With Calling in the Gleaners, Jules Breton represented an ordinary scene of peasant life in Courrières, his native village in Artois. He did not show the gleaners at work, as Jean-François Millet had done two years before, but leaving the fields.
Several elements in the painting situate the scene at dusk: the thin crescent moon on the upper left, the presence of the rural policeman leaning against a milestone with his hands around his mouth like a speaking trumpet as he calls in the gleaners, but above all the sunset behind the trees which gives the painting the warm golden glow of late afternoon. Despite the presence of a few more realistic details such as the women's threadbare, ragged garments or bare feet, the painter has completely idealised the scene.
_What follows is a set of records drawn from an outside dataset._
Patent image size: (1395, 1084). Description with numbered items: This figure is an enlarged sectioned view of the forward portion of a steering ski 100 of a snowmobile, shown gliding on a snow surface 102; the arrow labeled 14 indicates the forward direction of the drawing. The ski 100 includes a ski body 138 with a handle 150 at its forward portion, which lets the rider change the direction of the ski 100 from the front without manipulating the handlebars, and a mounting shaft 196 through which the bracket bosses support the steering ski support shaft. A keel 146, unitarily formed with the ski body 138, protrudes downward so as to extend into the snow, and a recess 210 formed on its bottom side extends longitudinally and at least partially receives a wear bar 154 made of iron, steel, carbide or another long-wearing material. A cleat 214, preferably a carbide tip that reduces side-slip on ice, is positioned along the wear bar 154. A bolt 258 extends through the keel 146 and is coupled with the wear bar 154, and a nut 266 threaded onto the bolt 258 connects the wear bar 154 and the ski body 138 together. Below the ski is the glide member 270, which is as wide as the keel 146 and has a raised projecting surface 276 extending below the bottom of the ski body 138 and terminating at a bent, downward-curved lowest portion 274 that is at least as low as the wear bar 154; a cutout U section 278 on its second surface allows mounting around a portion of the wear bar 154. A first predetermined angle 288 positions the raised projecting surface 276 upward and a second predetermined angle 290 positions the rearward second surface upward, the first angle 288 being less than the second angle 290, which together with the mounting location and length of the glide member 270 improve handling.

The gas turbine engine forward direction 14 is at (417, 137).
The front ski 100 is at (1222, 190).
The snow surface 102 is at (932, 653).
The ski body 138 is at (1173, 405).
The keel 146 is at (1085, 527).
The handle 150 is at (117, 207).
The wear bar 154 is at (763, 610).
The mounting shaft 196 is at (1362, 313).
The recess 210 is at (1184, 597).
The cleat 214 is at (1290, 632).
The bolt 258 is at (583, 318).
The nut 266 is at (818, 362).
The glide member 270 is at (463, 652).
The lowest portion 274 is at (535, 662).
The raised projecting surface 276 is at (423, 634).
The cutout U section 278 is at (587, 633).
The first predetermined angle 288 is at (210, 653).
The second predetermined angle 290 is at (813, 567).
The noble attitudes, the haughty bearing of the peasant women, and the frieze-like arrangement of the figures confer an air of nobility and poetry.
In turning away from the representation of the miserable plight of the labouring class of his early years to paint an idyllic, picturesque vision of the working world, Jules Breton pleased the critics and the public.
This painting was much admired at the Salon of 1859 and even caught the eye of the Empress Eugenie. The Empress arranged for its purchase on Napoleon III's Civil List. Initially exhibited at the Château de Saint Cloud, it was given by the Emperor to the Musée du Luxembourg in 1862, known at the time as the Musée des Artistes Vivants.